Scoring the miners' responses
The responses from the miners are compared to the reference answers by the subnet validator. The closer a subnet miner's response is to the reference answer, the higher is the subnet miner's score.
This example subnet uses a combination of string literal similarity and semantic similarity as the basis for measuring the closeness of a subnet miner's response to the reference answer.
Key subnet features
This subnet demonstrates several design features that favor actually producing intelligence instead of copying from the internet. Refer to the diagram in the above Challenge generation section:
Achieving human-like conversation
To deliver to a user of this subnet an experience of a human-like conversation:
- Validators perform a roleplay where they take on the persona of random human users before they prompt the miners. There are several tangible benefits to this role playing flow, such as:
- Validators can engage the miners in a real, random, human-like conversation throughout the subnet operation.
- Miners become adept at handling ambiguous instructions.
- This generates, as a byproduct, interesting synthetic datasets that can be used to finetune other LLMs.
- Miners are required to produce completions that are as close as possible to the reference. To accomplish this a subnet miner must:
- Extract clear instruction from the lossy challenge.
- Find the appropriate context, for example, using Wikipedia.
- Generate a completion that matches the tone and style of the reference.
- This means that throughout the subnet validation process the miners become better and better at handling ambiguous, "fuzzy" instructions.
- A subnet validator could increase the corruption of the instruction to increase the difficulty of the tasks.
- To change the subnet miner completions, a subnet validator may modify the style and tone of the reference answers or change the scoring function, or both.

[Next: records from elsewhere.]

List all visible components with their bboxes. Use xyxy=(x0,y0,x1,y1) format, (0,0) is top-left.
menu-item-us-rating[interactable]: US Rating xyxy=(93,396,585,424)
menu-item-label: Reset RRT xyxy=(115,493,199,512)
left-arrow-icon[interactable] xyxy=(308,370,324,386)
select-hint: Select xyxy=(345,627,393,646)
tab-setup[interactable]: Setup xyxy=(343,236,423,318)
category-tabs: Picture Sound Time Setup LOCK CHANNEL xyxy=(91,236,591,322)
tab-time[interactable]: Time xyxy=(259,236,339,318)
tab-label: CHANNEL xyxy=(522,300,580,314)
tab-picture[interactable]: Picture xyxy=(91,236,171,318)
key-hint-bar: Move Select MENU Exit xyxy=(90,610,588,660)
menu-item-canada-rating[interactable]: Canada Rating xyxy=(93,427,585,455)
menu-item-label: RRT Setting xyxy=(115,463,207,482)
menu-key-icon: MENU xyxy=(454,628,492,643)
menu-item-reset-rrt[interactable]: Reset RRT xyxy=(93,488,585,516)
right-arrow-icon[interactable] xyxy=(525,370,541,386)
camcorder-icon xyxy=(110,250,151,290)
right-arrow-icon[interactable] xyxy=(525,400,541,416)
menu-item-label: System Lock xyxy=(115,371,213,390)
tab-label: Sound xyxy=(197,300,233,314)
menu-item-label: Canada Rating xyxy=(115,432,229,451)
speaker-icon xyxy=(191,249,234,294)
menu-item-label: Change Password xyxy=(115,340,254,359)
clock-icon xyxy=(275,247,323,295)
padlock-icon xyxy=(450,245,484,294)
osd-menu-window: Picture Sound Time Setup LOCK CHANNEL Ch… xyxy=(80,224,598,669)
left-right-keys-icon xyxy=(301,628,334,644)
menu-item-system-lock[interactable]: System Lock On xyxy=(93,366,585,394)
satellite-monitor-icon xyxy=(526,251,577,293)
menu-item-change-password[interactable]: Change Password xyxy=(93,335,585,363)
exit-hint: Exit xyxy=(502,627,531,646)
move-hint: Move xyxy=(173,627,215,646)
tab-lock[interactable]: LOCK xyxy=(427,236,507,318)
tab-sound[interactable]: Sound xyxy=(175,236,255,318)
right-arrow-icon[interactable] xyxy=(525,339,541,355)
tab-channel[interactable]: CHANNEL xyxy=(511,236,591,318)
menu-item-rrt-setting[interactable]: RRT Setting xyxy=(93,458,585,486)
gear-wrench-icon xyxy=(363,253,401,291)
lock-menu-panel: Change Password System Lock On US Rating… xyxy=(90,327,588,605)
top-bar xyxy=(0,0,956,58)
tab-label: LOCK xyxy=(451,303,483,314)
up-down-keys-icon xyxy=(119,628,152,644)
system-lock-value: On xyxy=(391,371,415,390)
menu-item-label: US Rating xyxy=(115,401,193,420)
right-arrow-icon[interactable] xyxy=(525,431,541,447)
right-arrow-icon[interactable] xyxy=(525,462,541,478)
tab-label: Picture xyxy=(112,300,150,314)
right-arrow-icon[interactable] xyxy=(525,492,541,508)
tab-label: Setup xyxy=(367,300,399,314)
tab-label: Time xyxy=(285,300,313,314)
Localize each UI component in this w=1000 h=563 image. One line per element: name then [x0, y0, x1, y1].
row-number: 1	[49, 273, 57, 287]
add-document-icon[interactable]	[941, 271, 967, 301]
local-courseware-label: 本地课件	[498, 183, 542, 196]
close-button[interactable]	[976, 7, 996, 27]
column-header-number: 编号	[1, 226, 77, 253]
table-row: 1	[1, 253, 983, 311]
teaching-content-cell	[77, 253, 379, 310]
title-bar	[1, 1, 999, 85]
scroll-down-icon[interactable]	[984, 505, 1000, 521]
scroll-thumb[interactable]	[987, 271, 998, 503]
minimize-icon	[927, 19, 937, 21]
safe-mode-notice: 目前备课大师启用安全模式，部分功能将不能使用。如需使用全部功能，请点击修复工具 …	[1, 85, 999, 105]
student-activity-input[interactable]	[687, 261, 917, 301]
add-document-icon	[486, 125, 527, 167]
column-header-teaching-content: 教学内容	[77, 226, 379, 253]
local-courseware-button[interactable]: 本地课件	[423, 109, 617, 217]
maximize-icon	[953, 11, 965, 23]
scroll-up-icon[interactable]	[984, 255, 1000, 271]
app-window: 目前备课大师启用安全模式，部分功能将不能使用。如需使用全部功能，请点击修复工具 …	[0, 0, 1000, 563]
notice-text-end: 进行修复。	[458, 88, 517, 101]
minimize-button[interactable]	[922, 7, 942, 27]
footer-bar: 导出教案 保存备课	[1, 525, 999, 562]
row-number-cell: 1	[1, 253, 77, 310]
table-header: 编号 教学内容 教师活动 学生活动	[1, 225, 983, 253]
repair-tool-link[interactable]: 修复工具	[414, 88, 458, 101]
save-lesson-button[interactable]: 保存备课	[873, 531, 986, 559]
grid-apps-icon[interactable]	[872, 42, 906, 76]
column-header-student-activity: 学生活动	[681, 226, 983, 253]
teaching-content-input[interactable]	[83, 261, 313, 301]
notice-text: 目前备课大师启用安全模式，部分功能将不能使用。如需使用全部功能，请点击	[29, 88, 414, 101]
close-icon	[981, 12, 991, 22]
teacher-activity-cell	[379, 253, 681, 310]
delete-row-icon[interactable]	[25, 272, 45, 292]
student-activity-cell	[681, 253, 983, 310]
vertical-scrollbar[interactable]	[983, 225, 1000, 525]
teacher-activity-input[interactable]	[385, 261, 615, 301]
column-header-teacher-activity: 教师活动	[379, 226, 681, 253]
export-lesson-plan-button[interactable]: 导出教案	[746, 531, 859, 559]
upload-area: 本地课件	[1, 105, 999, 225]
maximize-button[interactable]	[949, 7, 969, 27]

Prevent miners from looking up the answers
To prevent the miners from simply looking up the answers on the internet, this subnet introduces fuzziness into the prompt and requires that the miners use semantic intelligence to understand the instructions contained in the prompt.
Evolve subnet as a mixture of experts (MoE)
The subnet validator composes a challenge based on whether the task is answering questions, summarizing a given text, debugging code, solve mathematics problems, and so on. The motivation behind using multiple tasks is several fold:
- Using multiple tasks in the prompts continuously benchmarks the capabilities of the miners across a broad range of tasks that are challenging but are still common use-cases.
- Using multiple tasks, prompts can be routed to specialized miners, thereby providing an effective mixture of experts system.
- Finally, the miners in this subnet must become adept at using tools and APIs in order to fulfill validation tasks. We are building an API layer for inter-subnet communication, which is a natural extension of 'agentic' models.
This example subnet is designed to achieve full coverage of the distributions across different personas (representing different users), and different tasks (representing different use-cases). See the arXiv paper Super-Natural Instructions (PDF).